Mas... nós realmente tínhamos vidas conjuntas. Qualquer coisa que fosse contar sobre mim, tinha algum paralelo com algo sobre ele.
Eu falava muito sobre ele ali, embora contornasse algumas situações.
Mesmo com o sigilo profissional que a terapia garantia, eu não achava que poderia dizer para ela qual era a atividade que sempre realizava com Harry.
Havia explicado logo no início que havia esse segredo de Harry, sobre algo que fazíamos juntos e eu não poderia contar a ela, então combinamos que quando eu falasse ‘hobby do Harry’, ela sabia do que se tratava sem maiores perguntas.
A questão era que hoje eu tive um dia totalmente perturbado.
Começou quando eu acordei atrasado para uma prova de Snape, e mal tive tempo de ter uma quantidade adequada de abraços e beijos de boa sorte antes de ter que correr para a faculdade, sem tomar café e todo apressado.
Também havia esquecido algo que eu havia lido quatro vezes para a prova, o que provavelmente me renderia pontos a menos na nota, e quando fui comprar algo para comer, o lanche que eu sempre pedia havia acabado.
Na metade do dia, eu já estava com um humor totalmente duvidoso, até receber a mensagem que fez tudo ficar ainda pior.
‘Vou chegar tarde hoje. Estarei com Cedrico. Amo você’
Sim, exatamente nessa sequencia desgraçada de palavras contendo as informações mais desorganizadas e odiosas do mundo.
E, é claro, eu percebi que isso havia sido o que fez meu dia ruir.
Porque sem se quer controlar isso, eu passei a atribuir todas as desgraças unicamente a Cedrico Digorry, e na minha mente fazia sentido de uma maneira muito perfeita.
Ele havia sido o culpado pelo atraso. Pela minha falta de memória. Pelo meu lanche.
Ele era o culpado de tudo de ruim e perverso no mundo, e eu não estava me importando se parecia um lunático ao dizer isso para a psicóloga, porque eu tinha certeza que era verdade.
— Então... Harry está tendo um encontro com esse cara perverso.
— Sim — Havia resmungado de contra gosto, depois de uma longa sequencia de desabafos sem sentido.

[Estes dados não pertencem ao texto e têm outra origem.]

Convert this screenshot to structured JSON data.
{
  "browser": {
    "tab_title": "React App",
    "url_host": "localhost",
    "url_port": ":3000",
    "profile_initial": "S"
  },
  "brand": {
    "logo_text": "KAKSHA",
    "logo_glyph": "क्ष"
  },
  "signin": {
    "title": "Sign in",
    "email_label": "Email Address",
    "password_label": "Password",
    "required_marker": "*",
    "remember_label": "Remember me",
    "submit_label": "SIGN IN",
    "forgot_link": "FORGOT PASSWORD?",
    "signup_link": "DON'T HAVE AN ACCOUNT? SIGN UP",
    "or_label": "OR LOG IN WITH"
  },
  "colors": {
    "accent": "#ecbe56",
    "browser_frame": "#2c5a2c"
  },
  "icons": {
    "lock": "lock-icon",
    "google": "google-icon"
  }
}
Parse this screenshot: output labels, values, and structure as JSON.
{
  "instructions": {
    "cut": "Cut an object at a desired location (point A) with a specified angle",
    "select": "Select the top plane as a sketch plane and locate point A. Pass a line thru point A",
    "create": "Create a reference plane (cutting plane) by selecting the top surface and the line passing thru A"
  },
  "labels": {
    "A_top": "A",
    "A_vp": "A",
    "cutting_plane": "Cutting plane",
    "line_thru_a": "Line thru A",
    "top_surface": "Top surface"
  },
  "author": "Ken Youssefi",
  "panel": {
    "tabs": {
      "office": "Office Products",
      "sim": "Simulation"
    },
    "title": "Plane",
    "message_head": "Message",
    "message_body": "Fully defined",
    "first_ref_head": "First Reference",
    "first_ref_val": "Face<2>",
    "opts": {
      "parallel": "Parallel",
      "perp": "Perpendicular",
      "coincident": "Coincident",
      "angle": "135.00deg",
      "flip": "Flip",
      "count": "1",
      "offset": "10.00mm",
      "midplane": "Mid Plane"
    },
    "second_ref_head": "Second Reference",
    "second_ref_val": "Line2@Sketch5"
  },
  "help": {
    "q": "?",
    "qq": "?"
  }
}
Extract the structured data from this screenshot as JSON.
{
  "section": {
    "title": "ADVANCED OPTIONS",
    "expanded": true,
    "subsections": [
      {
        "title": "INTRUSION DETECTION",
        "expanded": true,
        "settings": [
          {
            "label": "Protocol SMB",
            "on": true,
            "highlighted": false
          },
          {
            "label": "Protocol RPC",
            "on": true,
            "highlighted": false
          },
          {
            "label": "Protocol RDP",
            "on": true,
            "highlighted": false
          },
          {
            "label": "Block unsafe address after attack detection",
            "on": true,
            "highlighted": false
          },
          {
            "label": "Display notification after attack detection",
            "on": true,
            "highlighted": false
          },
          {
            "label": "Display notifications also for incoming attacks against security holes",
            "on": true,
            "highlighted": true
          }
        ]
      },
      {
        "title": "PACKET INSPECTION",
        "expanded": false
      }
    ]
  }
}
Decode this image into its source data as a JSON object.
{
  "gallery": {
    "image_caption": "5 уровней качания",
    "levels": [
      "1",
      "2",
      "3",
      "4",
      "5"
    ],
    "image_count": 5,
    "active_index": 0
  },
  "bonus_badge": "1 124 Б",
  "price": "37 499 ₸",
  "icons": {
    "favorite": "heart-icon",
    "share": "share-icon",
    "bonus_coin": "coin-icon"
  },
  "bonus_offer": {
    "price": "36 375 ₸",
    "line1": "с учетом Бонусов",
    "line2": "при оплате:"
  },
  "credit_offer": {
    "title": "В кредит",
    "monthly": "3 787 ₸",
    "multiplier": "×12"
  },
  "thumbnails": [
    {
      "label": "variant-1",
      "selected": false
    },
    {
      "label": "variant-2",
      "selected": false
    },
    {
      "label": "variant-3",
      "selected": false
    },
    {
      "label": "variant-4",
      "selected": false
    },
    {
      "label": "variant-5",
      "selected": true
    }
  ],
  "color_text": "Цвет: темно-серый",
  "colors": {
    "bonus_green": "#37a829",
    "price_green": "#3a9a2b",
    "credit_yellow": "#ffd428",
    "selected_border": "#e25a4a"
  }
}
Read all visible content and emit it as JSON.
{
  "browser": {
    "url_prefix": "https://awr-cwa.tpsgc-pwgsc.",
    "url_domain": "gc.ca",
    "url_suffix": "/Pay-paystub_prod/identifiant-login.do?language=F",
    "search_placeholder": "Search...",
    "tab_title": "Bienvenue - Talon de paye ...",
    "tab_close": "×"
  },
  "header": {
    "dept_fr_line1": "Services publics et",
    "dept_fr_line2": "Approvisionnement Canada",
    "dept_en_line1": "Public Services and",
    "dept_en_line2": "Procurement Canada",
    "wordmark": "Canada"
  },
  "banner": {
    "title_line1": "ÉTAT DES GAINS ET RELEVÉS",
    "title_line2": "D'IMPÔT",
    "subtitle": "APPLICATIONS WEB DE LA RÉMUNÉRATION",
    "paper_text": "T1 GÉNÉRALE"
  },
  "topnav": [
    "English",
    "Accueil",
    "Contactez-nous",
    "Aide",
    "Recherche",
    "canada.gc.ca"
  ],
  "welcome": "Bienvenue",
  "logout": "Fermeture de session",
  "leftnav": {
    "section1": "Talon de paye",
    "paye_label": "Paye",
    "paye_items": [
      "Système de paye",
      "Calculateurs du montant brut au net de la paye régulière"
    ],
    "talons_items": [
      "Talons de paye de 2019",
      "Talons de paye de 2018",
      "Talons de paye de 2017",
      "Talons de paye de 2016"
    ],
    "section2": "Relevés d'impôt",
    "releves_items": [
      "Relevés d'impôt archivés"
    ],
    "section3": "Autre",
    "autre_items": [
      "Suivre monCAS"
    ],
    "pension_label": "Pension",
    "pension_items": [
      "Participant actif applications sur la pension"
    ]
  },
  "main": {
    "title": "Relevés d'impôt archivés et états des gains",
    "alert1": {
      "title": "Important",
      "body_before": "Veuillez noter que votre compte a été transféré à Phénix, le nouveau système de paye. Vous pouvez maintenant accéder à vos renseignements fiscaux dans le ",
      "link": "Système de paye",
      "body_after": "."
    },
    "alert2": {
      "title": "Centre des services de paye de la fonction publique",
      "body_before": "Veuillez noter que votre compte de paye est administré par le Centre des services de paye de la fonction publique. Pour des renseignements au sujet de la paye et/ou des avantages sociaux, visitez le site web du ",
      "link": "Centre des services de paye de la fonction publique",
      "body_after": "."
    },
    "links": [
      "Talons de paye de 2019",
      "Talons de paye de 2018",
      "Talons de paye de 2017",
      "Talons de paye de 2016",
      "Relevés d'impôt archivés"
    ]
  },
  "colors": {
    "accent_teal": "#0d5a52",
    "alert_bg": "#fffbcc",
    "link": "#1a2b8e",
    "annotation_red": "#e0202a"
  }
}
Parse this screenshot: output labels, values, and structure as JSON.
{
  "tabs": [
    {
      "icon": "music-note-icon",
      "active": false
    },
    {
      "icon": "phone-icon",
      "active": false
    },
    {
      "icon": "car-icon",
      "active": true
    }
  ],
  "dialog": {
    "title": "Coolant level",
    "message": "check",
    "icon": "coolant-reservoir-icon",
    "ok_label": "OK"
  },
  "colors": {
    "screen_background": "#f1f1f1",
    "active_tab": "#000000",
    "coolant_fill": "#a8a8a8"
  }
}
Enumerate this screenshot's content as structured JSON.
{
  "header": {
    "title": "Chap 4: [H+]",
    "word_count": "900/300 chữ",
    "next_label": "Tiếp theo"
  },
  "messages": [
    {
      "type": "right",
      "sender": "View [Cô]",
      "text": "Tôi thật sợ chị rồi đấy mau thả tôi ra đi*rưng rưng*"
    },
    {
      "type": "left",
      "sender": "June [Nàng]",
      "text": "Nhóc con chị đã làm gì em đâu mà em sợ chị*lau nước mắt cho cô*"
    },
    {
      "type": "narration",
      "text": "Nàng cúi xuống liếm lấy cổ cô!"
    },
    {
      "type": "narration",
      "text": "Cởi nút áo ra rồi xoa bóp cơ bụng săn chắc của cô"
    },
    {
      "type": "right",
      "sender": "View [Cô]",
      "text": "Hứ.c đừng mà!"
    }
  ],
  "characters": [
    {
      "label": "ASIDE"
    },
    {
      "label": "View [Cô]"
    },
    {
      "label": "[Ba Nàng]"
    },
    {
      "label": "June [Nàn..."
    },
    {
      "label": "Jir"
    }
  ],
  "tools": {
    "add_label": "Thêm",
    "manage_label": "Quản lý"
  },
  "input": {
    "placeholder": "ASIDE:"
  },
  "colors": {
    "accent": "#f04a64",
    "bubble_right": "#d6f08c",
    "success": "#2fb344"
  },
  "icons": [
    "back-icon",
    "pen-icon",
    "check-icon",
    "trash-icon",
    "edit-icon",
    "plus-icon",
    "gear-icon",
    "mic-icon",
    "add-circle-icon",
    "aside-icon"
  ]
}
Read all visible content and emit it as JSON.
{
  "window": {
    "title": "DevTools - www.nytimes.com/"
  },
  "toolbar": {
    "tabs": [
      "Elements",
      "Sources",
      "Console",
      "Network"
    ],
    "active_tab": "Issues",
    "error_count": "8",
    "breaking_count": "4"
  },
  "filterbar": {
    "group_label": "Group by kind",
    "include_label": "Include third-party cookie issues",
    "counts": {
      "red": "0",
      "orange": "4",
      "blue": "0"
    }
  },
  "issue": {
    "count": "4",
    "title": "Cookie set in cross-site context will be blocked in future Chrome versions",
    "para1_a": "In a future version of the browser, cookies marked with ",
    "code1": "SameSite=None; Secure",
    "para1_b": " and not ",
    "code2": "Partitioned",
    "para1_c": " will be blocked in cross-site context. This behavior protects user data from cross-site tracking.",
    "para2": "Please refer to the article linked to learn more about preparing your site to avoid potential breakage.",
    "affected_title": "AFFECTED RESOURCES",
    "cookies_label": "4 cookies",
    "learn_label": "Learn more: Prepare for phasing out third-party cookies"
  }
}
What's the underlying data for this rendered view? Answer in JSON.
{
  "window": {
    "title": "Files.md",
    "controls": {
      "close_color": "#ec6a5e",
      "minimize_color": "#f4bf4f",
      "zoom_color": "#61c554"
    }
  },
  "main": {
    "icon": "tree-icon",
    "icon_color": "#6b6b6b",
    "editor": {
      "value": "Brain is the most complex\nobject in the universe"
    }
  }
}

— E como você se sente sobre isso?
Ali estava.
A cereja do meu bolo.
— Se você não sabe, como é que EU vou saber? — Disse, no auge do meu desespero, porque não sabia dar nome para todo aquele tormento, e esperava que ela me dissese o que eu estava sentindo, porque minha compreensão estava nublada pelo ódio profundo e rancoroso.
Ela realmente acreditava demais no meu potencial emocional!
Eu não sabia o que eu sentia, não entendia o que isso significava, e eu nem fazia ideia de como explicar tudo isso!
Quero dizer... Porque as pessoas ficam supondo que eu tenho que saber coisas sobre eu mesmo?
Às vezes tinha vontade de simplesmente berrar “Você não está vendo que eu sou BURRO???”
Ao fim daquela sessão, seja como fosse, eu sai dali me sentindo mais leve, e segui para casa.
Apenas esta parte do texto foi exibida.